Senator of Colombia
- In office 20 July 2008 – 20 July 2010
- In office 20 July 1986 – 1 February 1992

24th Permanent Representative of Colombia to the United Nations
- In office 18 September 1998 – 14 January 2003
- President: Andrés Pastrana
- Preceded by: Julio Londoño
- Succeeded by: María Ángela Holguín

2nd Attorney General of Colombia
- In office 17 August 1994 – 8 May 1997
- Nominated by: César Gaviria
- Preceded by: Gustavo de Greiff
- Succeeded by: Alfonso Gómez Méndez

Colombia Ambassador to Israel
- In office 1 February 1992 – 20 March 1993
- President: César Gaviria
- Succeeded by: Patricio Samper

Minister of National Education
- In office 16 August 1990 – 16 November 1991
- President: Virgilio Barco Vargas
- Preceded by: Manuel Becerra
- Succeeded by: Carlos Holmes Trujillo

Member of the Chamber of Representatives
- In office 20 July 1982 – 20 July 1986
- Constituency: Santander

Personal details
- Born: Alfonso Valdivieso Sarmiento 2 October 1949 (age 76) Bucaramanga, Santander, Colombia
- Party: Radical Change (2006-present)
- Other political affiliations: Liberal New Liberalism
- Spouse: Marta Cecilia León (1983-present)
- Relations: Luis Carlos Galán (cousin)
- Children: Sergio Valdivieso Camilo Valdivieso
- Alma mater: Pontifical Xavierian University (LLB) Boston University (MA)
- Profession: Lawyer, Economist

= Alfonso Valdivieso =

Colombian lawyer and politician

Alfonso Valdivieso Sarmiento (born 2 October 1949) is a Colombian lawyer and politician.

==Biography==
Alfonso Sarmiento was born in Bucaramanga, Santander to Roberto Valdivieso Serrano and Mercedes Sarmiento Suárez. He attended Divino Niño school and San Pedro Claver school. After graduating from Instituto Tecnológico Santandereano, he moved to Bogotá. He attended Pontifical Xavierian University where he graduated in Law with a concentration in Socio-Political Sciences. Afterwards he moved to the United States where he received a Master of Arts in Global Development Economics (MA GDE) from Boston University, and advanced studies in Urban and Regional Development at Toronto University.

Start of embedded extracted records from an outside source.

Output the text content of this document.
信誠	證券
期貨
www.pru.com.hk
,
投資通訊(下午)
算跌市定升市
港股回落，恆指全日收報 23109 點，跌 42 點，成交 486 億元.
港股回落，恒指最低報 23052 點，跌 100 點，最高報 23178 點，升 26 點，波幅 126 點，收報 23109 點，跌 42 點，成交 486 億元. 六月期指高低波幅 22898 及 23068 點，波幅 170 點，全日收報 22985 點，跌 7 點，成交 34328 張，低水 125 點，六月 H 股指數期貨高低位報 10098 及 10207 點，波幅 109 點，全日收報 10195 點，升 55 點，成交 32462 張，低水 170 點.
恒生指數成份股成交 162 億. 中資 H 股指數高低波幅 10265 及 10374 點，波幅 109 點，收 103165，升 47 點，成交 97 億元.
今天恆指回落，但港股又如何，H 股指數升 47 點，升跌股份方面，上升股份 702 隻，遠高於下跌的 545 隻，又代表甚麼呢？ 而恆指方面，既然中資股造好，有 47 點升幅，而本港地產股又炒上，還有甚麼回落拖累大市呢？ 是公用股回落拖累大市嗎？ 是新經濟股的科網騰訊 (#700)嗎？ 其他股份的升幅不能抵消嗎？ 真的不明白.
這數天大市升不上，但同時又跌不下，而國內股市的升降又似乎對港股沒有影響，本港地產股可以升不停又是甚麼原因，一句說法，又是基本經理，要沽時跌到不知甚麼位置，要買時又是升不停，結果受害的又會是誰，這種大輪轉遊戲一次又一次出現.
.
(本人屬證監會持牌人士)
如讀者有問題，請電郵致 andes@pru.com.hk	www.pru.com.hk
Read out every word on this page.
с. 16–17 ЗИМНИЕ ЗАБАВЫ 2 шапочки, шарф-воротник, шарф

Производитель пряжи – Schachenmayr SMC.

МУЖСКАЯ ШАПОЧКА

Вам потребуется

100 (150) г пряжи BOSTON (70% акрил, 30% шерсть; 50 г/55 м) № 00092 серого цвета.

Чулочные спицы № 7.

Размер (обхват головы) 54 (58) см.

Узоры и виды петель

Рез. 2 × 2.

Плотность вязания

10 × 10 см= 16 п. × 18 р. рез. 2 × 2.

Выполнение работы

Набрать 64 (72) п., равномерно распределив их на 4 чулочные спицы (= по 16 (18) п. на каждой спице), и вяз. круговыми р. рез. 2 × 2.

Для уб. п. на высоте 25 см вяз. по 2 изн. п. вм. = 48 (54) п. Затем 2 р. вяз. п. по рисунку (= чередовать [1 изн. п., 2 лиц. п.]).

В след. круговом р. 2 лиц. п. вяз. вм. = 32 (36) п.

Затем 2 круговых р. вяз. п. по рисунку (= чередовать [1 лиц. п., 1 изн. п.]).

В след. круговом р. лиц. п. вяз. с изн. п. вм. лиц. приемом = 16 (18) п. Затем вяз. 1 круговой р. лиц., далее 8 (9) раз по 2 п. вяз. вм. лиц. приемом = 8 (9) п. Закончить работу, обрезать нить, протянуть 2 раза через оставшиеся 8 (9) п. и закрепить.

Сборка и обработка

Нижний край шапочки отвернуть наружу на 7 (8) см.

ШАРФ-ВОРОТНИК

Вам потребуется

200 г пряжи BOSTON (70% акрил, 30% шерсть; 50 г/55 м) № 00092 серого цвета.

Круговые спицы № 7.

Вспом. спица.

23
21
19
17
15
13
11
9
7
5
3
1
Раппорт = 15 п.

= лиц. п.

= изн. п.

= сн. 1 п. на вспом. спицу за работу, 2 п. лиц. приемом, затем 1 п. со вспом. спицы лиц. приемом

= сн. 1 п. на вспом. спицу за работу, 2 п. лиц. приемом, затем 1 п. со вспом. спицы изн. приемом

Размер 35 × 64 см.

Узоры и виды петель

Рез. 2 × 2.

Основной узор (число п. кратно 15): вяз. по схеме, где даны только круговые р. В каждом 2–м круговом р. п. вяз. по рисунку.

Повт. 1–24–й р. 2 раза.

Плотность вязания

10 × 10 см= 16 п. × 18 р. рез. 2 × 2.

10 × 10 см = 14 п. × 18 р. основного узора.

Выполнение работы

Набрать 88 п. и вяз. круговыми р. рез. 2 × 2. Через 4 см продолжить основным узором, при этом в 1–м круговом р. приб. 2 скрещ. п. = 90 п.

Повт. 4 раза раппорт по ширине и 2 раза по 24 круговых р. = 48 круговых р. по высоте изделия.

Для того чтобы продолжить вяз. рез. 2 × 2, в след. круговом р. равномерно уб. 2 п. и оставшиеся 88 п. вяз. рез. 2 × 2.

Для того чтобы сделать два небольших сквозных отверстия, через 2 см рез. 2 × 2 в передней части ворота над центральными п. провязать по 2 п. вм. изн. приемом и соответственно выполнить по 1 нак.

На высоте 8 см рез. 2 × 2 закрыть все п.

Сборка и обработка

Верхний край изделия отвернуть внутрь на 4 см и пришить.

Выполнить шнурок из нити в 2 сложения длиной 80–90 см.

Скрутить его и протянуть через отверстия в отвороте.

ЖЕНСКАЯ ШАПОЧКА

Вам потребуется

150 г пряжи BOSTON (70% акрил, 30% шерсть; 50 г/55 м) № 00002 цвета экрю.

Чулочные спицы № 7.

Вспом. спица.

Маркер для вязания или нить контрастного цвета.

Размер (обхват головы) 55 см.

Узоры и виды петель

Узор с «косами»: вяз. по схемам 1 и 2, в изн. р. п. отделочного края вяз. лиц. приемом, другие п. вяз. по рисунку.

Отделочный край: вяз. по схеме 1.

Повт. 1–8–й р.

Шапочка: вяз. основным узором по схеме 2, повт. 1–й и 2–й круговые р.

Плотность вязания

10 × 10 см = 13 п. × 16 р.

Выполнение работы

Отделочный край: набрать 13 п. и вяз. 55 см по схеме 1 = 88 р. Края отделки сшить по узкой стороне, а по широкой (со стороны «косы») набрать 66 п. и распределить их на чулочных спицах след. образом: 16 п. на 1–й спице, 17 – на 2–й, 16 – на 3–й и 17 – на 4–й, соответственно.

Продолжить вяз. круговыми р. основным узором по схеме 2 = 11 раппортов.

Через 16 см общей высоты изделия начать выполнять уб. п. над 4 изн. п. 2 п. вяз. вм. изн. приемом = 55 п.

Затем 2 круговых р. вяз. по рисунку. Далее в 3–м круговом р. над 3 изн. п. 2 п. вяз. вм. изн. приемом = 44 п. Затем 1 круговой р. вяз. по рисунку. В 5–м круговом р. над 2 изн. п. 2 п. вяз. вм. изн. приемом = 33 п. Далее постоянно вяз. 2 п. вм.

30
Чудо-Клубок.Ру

He is the cousin of the late liberal leader Luis Carlos Galán, who was assassinated when he was 39 years old and relative of politicians Juan Manuel Galán, Carlos Fernando Galán and, Claudio Galán.

==Political and diplomatic career==
As the 2nd Attorney General of Colombia, he brought charges and stood against the administration of Ernesto Samper Pizano during the Proceso 8000. He served as the 24th Permanent Representative of Colombia to the United Nations and as Ambassador of Colombia to Israel. A Radical Change party politician, he was elected Representative and Senator in the Congress of Colombia, and served as Minister of National Education under the administration of Virgilio Barco Vargas.